Genome Dynamics Project, Tokyo Metropolitan Institute of Medical Science, Tokyo, Japan.
Bioessays. 2010 Aug;32(8):687-97. doi: 10.1002/bies.200900196.
In bacteria, PriA protein, a conserved DEXH-type DNA helicase, plays a central role in replication restart at stalled replication forks. Its unique DNA-binding property allows it to recognize and stabilize stalled forks and the structures derived from them. Cells must cope with fork stalls caused by various replication stresses to complete replication of the entire genome. Failure of the stalled fork stabilization process and eventual restart could lead to various forms of genomic instability. The low viability of priA null cells indicates a frequent occurrence of fork stall during normal growth that needs to be properly processed. PriA specifically recognizes the 3'-terminus of the nascent leading strand or the invading strand in a displacement (D)-loop by the three-prime terminus binding pocket (TT-pocket) present in its unique DNA binding domain. Elucidation of the structural basis for recognition of arrested forks by PriA should provide useful insight into how stalled forks are recognized in eukaryotes.

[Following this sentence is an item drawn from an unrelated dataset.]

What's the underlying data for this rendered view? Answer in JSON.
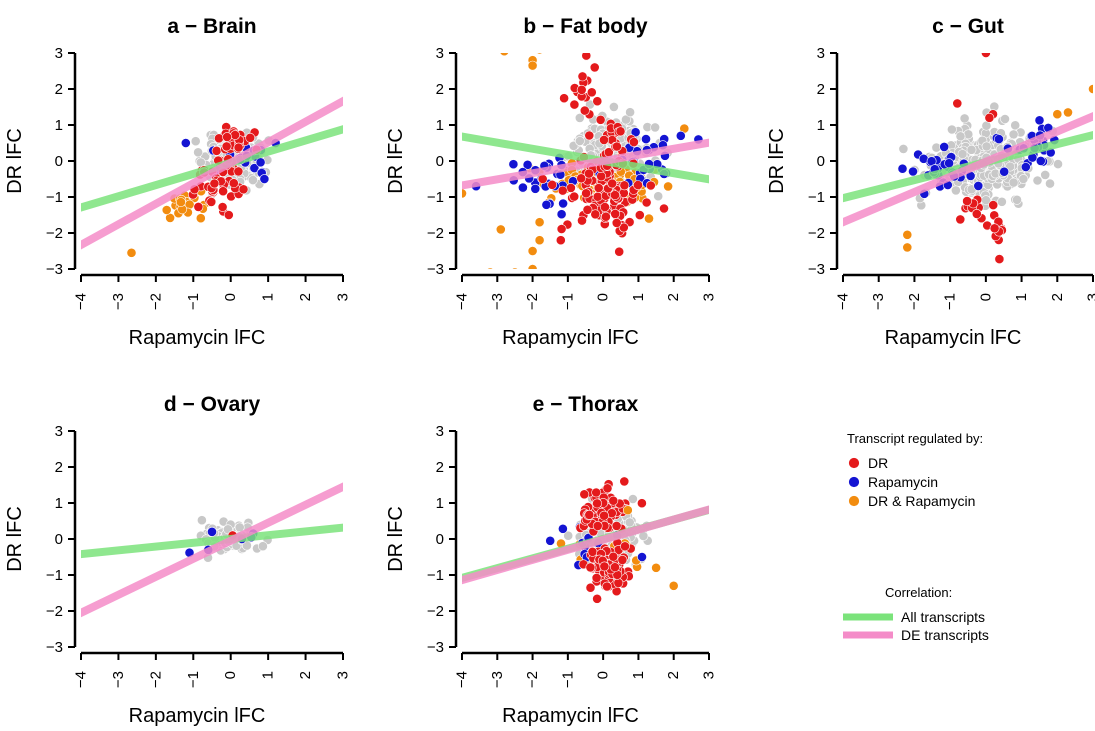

在细菌中,PriA 蛋白是一种保守的 DEXH 型 DNA 解旋酶,在复制叉停滞时的复制起始中发挥核心作用。它独特的 DNA 结合特性使其能够识别和稳定停滞的复制叉及其衍生结构。细胞必须应对各种复制应激引起的复制叉停滞,以完成整个基因组的复制。停滞复制叉稳定过程的失败和最终的重新启动可能导致各种形式的基因组不稳定性。priA 缺失细胞的低存活率表明,在正常生长过程中经常会出现复制叉停滞,需要正确处理。PriA 蛋白通过其独特的 DNA 结合域中的三末端结合口袋(TT-口袋)特异性识别新生前导链的 3'末端或入侵链的置换(D)环。阐明 PriA 识别停滞复制叉的结构基础,应该为了解真核生物中如何识别停滞复制叉提供有用的线索。